The case against Mehmet Hakan Atilla, the former deputy chief executive officer of Turkey’s Halkbank, has driven a wedge between Washington and Ankara.

Mehmet Hakan Atilla (R), a former deputy general manager of Halkbank, is shown in this court room sketch with his attorney Gerald J. DiChiara as he appears in Manhattan federal court in New York, New York, US, on March 28, 2017.
Mehmet Hakan Atilla (R), a former deputy general manager of Halkbank, is shown in this court room sketch with his attorney Gerald J. DiChiara as he appears in Manhattan federal court in New York, New York, US, on March 28, 2017. ( Reuters Archive )

A Turkish banker was found guilty on Wednesday by a jury in New York on five charges related to conspiracy and bank fraud but was acquitted of money laundering.

The verdict by a panel of six men and six women against Mehmet Hakan Atilla, 47, the former deputy chief executive officer of Turkey’s Halkbank, was reached after more than three weeks of testimony and four days of deliberation.

The guilty counts include violating US sanctions against Iran, crimes to deceive the US and defrauding US banks.

Judge Richard Berman will sentence Atilla on April 11 but defence attorneys are expected to appeal the verdict that could land Atilla in prison for as much as 95 years.

Atilla was arrested in the US earlier this year for allegedly violating American sanctions against Iran.

The government’s case hinged on the testimony of Reza Zarrab, who was arrested in the US in 2016 on similar charges.

The Turkish businessman pleaded guilty to the charges just prior to the start of the trial and testified for prosecutors against Atilla.

The case has driven another wedge between Washington and Ankara that have had strained relations in the recent past.

Turkey has accused the US judicial system of overreach in the case.

The defence tried unsuccessfully to obtain a mistrial on grounds that a report was introduced late in the trial and it was not included in the list of evidence material at the start of the trial.

The request to throw out the case came after prosecutors questioned Atilla based on a report prepared by a fugitive member of an outlawed group commonly known in Turkey as the Fetullah Terrorist Organization (FETO), Osman Zeki Canitez, in an attempt to strengthen the government’s case.
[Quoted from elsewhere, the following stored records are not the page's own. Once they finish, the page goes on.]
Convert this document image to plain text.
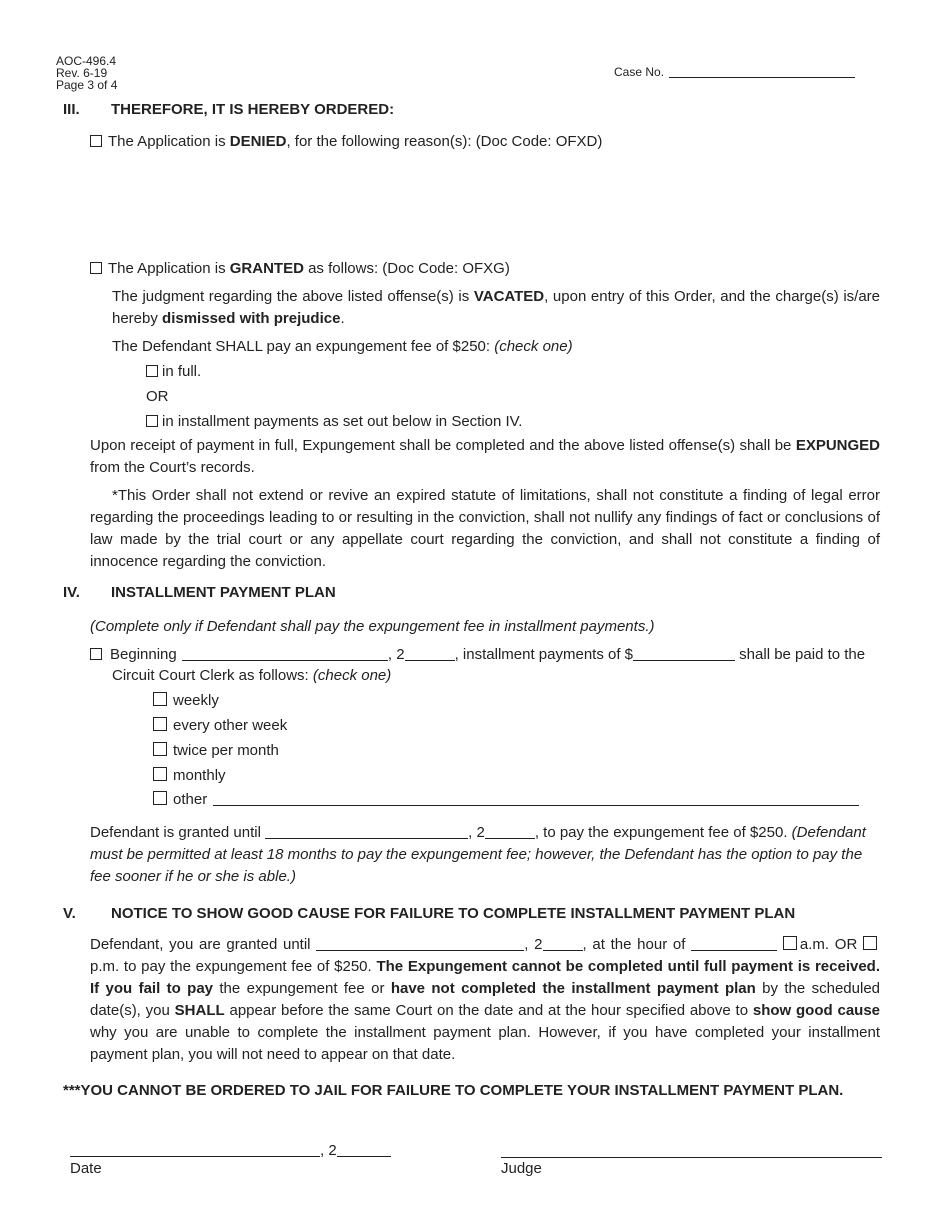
AOC-496.4
Rev. 6-19
Page 3 of 4
Case No.
III. THEREFORE, IT IS HEREBY ORDERED:
The Application is DENIED, for the following reason(s): (Doc Code: OFXD)
The Application is GRANTED as follows: (Doc Code: OFXG)
The judgment regarding the above listed offense(s) is VACATED, upon entry of this Order, and the charge(s) is/are hereby dismissed with prejudice.
The Defendant SHALL pay an expungement fee of $250: (check one)
in full.
OR
in installment payments as set out below in Section IV.
Upon receipt of payment in full, Expungement shall be completed and the above listed offense(s) shall be EXPUNGED from the Court’s records.
*This Order shall not extend or revive an expired statute of limitations, shall not constitute a finding of legal error regarding the proceedings leading to or resulting in the conviction, shall not nullify any findings of fact or conclusions of law made by the trial court or any appellate court regarding the conviction, and shall not constitute a finding of innocence regarding the conviction.
IV. INSTALLMENT PAYMENT PLAN
(Complete only if Defendant shall pay the expungement fee in installment payments.)
Beginning	, 2	, installment payments of $	shall be paid to the
Circuit Court Clerk as follows: (check one)
weekly
every other week
twice per month
monthly
other
Defendant is granted until	, 2	, to pay the expungement fee of $250. (Defendant must be permitted at least 18 months to pay the expungement fee; however, the Defendant has the option to pay the fee sooner if he or she is able.)
V. NOTICE TO SHOW GOOD CAUSE FOR FAILURE TO COMPLETE INSTALLMENT PAYMENT PLAN
Defendant, you are granted until	, 2	, at the hour of	a.m. OR p.m. to pay the expungement fee of $250. The Expungement cannot be completed until full payment is received. If you fail to pay the expungement fee or have not completed the installment payment plan by the scheduled date(s), you SHALL appear before the same Court on the date and at the hour specified above to show good cause why you are unable to complete the installment payment plan. However, if you have completed your installment payment plan, you will not need to appear on that date.
***YOU CANNOT BE ORDERED TO JAIL FOR FAILURE TO COMPLETE YOUR INSTALLMENT PAYMENT PLAN.
, 2
Date	Judge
The report was not among the evidence and was misleading to the jury, according to the defence.

FETO and its US-based leader Fetullah Gulen are accused of orchestrating the July 15, 2016, failed coup that was beat back in Turkey but left 250 dead and nearly 2,200 injured.

The defence also appealed for a mistrial based on testimony from another FETO fugitive, Huseyin Korkmaz, who they said “submitted stolen evidence” and “testified wrongly.”

The disgraced former police official admitted in court he had stolen documents related to an investigation and roundup of scores of FETO suspects in Turkey in late 2013.

A second mistrial request earlier this week was denied because Atilla “received a thoroughly fair and transparent trial,” Berman wrote in his ruling.